Nicht offener Realisierungswettbewerb, 1. Preis 2020
“Erweiterung und Neustrukturierung der bestehenden Schlossbergschule” in Landsberg am Lech
Bauherr: Stadt Landsberg am Lech
Bauvolumen: 6.818 m² Geschossfläche
Leistungen: Abschluss Leistungsphase 3, 2025
Mitarbeit: Eva Miteva, Julie Vormweg, Martin Link, Anna Schöfberger
In Zusammenarbeit mit Hofstadt Architekten, Axel Hofstadt, Shpresa Cekaj
und Zaharias Landschaftsarchitekten, Gabriella Zaharias
Der bestehende Jugendstilbau auf dem Schlossberg prägt das Panorama von Landsberg- diese Ansicht wird im Norden um den neuen gegliederten Erweiterungsbau ergänzt, der in seiner Silhouette Bezug auf die Position der ursprünglichen Burg mit dem inneren Burghof und der umgebenden Mauer nimmt.
Durch die Setzung des Neubaus wird das Burgplateau klar zoniert- es entsteht ein offener Park im Süden, der in einen Rundweg mit Ausblicken um die Schule führt. Die Schule umschließt einen gemeinsamen Hofbereich als Pausenhof für alle Schüler.

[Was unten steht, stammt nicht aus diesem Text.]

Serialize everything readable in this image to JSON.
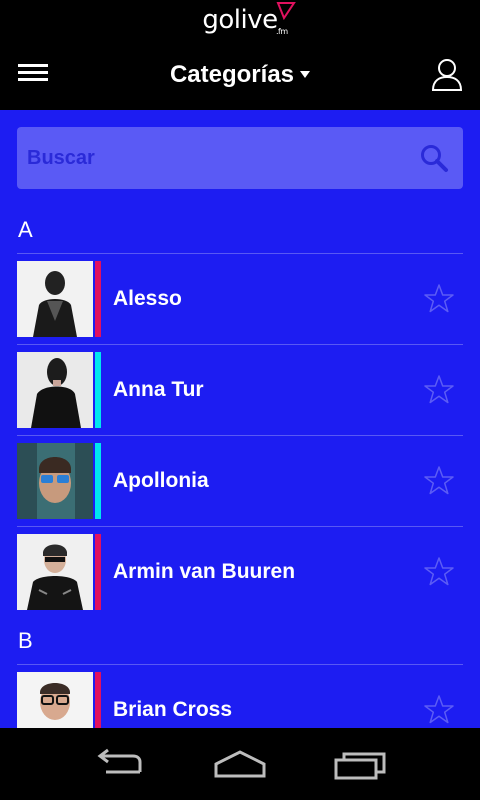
{
  "app": {
    "logo_text": "golive",
    "logo_sub": ".fm"
  },
  "header": {
    "title": "Categorías"
  },
  "search": {
    "placeholder": "Buscar"
  },
  "colors": {
    "background": "#1d1df2",
    "accent_red": "#e0115f",
    "accent_cyan": "#00e6f0"
  },
  "sections": [
    {
      "letter": "A",
      "artists": [
        {
          "name": "Alesso",
          "accent": "#e0115f",
          "icon": "star-icon"
        },
        {
          "name": "Anna Tur",
          "accent": "#00e6f0",
          "icon": "star-icon"
        },
        {
          "name": "Apollonia",
          "accent": "#00e6f0",
          "icon": "star-icon"
        },
        {
          "name": "Armin van Buuren",
          "accent": "#e0115f",
          "icon": "star-icon"
        }
      ]
    },
    {
      "letter": "B",
      "artists": [
        {
          "name": "Brian Cross",
          "accent": "#e0115f",
          "icon": "star-icon"
        }
      ]
    }
  ],
  "nav": {
    "icons": [
      "back-icon",
      "home-icon",
      "recent-apps-icon"
    ]
  }
}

Die Ausformung der vorgeschlagenen Neubebauung in übersetzter formaler Anleihe an die Architektur der historischen Burg in ihrer frei geformten Plastizität setzt sich bewusst von der Gestaltung des historischen Gebäudes im Stil der Neurenaissance mit Jugendstilelementen ab. Die Verknüpfung der Bebauung auf dem Schlossberg zur historischen Altstadt wird durch die Position des Neubaus betont.
Innenräumlich bilden der Neubau und Altbau eine verbindende Einheit - behutsam wird an den Altbau angeknüpft, dieser aber mit einer neuen Schultypologie mit offenen multifunktionalen Räumen um einen “Marktplatz” mit Ausblick nach Süden ergänzt.
Die besondere Lage des Schulhauses als “Stadtkrone” betont die Wertschätzung der Grundschulkinder Landsbergs: “Die Stadt blickt auf Ihre Kinder - die Kinder blicken auf ihre Stadt”.